We all know that the statistics in trading are stacked against us. Each quarter US FX brokers are required to report their client’s profitability on their trading accounts. Each quarter, year after year the statistics show more or less the same figures – around 70% of all traders will consistently lose money. This is a particularly scary statistic, yet it is one we must embrace and understand rather than shy away from, pretending it doesn’t exist.

Despite the fact that 7 out of 10 traders will be run losing accounts, there is hope. There are plenty of stories of success to encourage traders to enter the market or start trading. Those that run a profitable account manage to do so because they have found an “edge”. This is an “edge” which they can apply consistently to their trades, which results in a profitable account.

So where is this edge?

There are three pillars that make up the basis of successful trading. These three pillars are:

  1. Risk Management
  2. Strategy
  3. Trading psychology

In order to be a successful trader and run a profitable account, it is essential that you have these three pillars in your trading. That is where the edge exists, it is the sweet spot where risk management, strategy and trading psychology are all present. Let’s look at each in little more details.

Strategy is needed in order for you to know what you will trade, which way you will trade, how you will trade. This basically covers the investigation, analysis, research and techniques that you use to get in and out of trades.

Trading psychology is needed to keep a balanced mind whilst trading, this stops your emotions leading the trade.

Risk Management is essential in order to keep control of losses and the account as a whole. Whilst this is often considered the boring or dull part, it is also the part that will stop you from blowing your account. It is therefore well worth your while starting your trading journey from here.

If one on these pillars is missing, then trading will not come together in the profitable way that you envisage.

Imagine you had a balanced mind, so trading psychology plus strategy, but you had no risk management, this would make you on par with a gambler.

Imagine you had a strategy and risk management but no trading psychology, no balanced mindset. This would make you an insecure trader. Finally, if you had a balanced mindset and risk management but no strategy, your trading wouldn’t be going anywhere. You would essentially be stuck with no direction.

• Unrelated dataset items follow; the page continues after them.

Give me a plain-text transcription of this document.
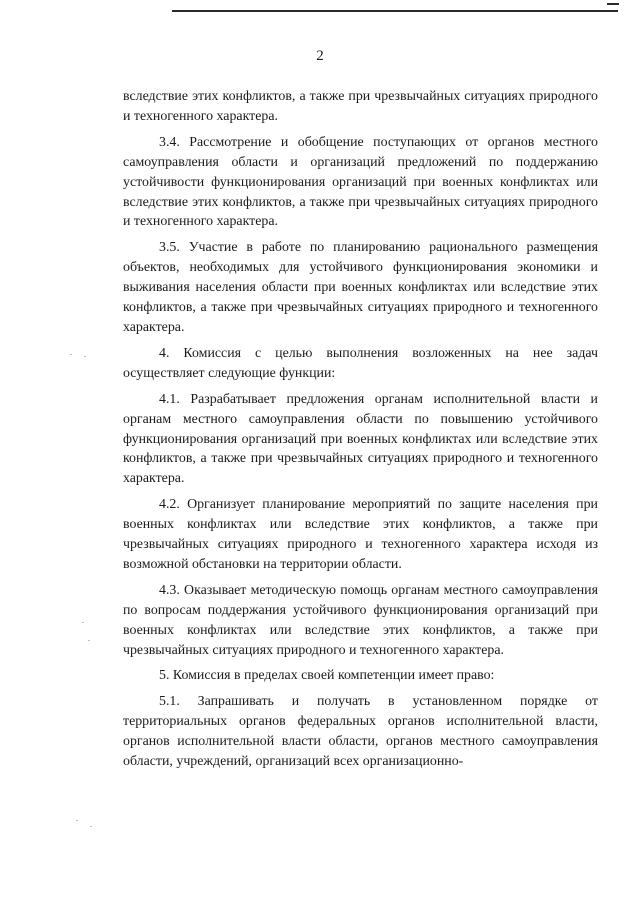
2

вследствие этих конфликтов, а также при чрезвычайных ситуациях природного и техногенного характера.

3.4. Рассмотрение и обобщение поступающих от органов местного самоуправления области и организаций предложений по поддержанию устойчивости функционирования организаций при военных конфликтах или вследствие этих конфликтов, а также при чрезвычайных ситуациях природного и техногенного характера.

3.5. Участие в работе по планированию рационального размещения объектов, необходимых для устойчивого функционирования экономики и выживания населения области при военных конфликтах или вследствие этих конфликтов, а также при чрезвычайных ситуациях природного и техногенного характера.

4. Комиссия с целью выполнения возложенных на нее задач осуществляет следующие функции:

4.1. Разрабатывает предложения органам исполнительной власти и органам местного самоуправления области по повышению устойчивого функционирования организаций при военных конфликтах или вследствие этих конфликтов, а также при чрезвычайных ситуациях природного и техногенного характера.

4.2. Организует планирование мероприятий по защите населения при военных конфликтах или вследствие этих конфликтов, а также при чрезвычайных ситуациях природного и техногенного характера исходя из возможной обстановки на территории области.

4.3. Оказывает методическую помощь органам местного самоуправления по вопросам поддержания устойчивого функционирования организаций при военных конфликтах или вследствие этих конфликтов, а также при чрезвычайных ситуациях природного и техногенного характера.

5. Комиссия в пределах своей компетенции имеет право:

5.1. Запрашивать и получать в установленном порядке от территориальных органов федеральных органов исполнительной власти, органов исполнительной власти области, органов местного самоуправления области, учреждений, организаций всех организационно-
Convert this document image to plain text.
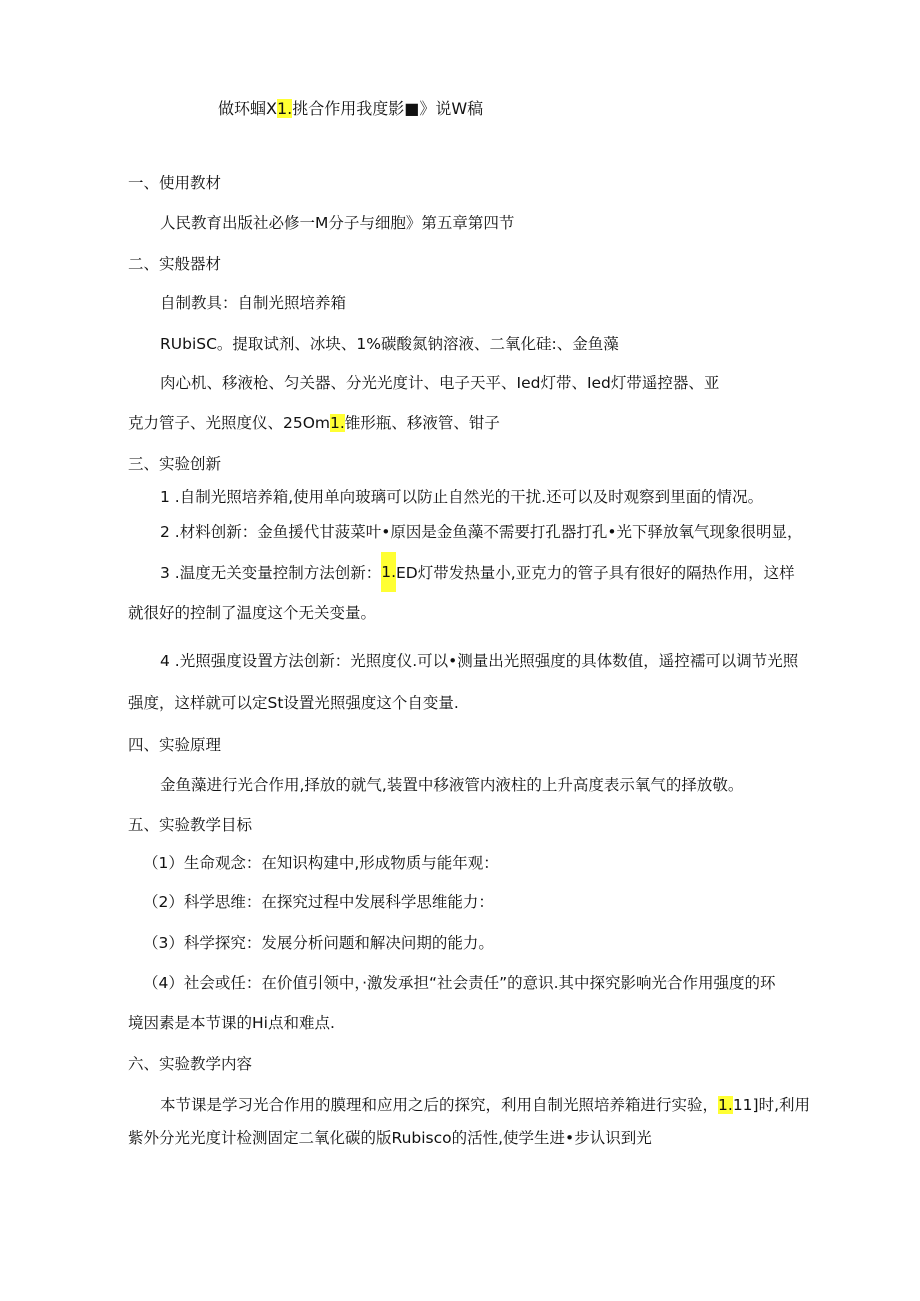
做环蝈X1.挑合作用我度影■》说W稿
一、使用教材
人民教育出版社必修一M分子与细胞》第五章第四节
二、实般器材
自制教具：自制光照培养箱
RUbiSC。提取试剂、冰块、1%碳酸氮钠溶液、二氧化硅:、金鱼藻
肉心机、移液枪、匀关器、分光光度计、电子天平、Ied灯带、Ied灯带遥控器、亚
克力管子、光照度仪、25Om1.锥形瓶、移液管、钳子
三、实验创新
1 .自制光照培养箱,使用单向玻璃可以防止自然光的干扰.还可以及时观察到里面的情况。
2 .材料创新：金鱼援代甘菠菜叶•原因是金鱼藻不需要打孔器打孔•光下驿放氧气现象很明显，
3 .温度无关变量控制方法创新：1.ED灯带发热量小,亚克力的管子具有很好的隔热作用，这样
就很好的控制了温度这个无关变量。
4 .光照强度设置方法创新：光照度仪.可以•测量出光照强度的具体数值，遥控襦可以调节光照
强度，这样就可以定St设置光照强度这个自变量.
四、实验原理
金鱼藻进行光合作用,择放的就气,装置中移液管内液柱的上升高度表示氧气的择放敬。
五、实验教学目标
（1）生命观念：在知识构建中,形成物质与能年观：
（2）科学思维：在探究过程中发展科学思维能力：
（3）科学探究：发展分析问题和解决问期的能力。
（4）社会或任：在价值引领中，·激发承担“社会责任”的意识.其中探究影响光合作用强度的环
境因素是本节课的Hi点和难点.
六、实验教学内容
本节课是学习光合作用的膜理和应用之后的探究，利用自制光照培养箱进行实验，1.11]时,利用
紫外分光光度计检测固定二氧化碳的版Rubisco的活性,使学生进•步认识到光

These points illustrate just how important all three pillars are when you trade. Each time you trade it is essential that you have given sufficient consideration to each of the pillars. Whilst there is a common misconception that with the right strategy you can win in trading every time, this is quite simply not true. A good strategy is just a part of what is needed to run a profitable account. This must be joined with strong risk management and a balanced mindset.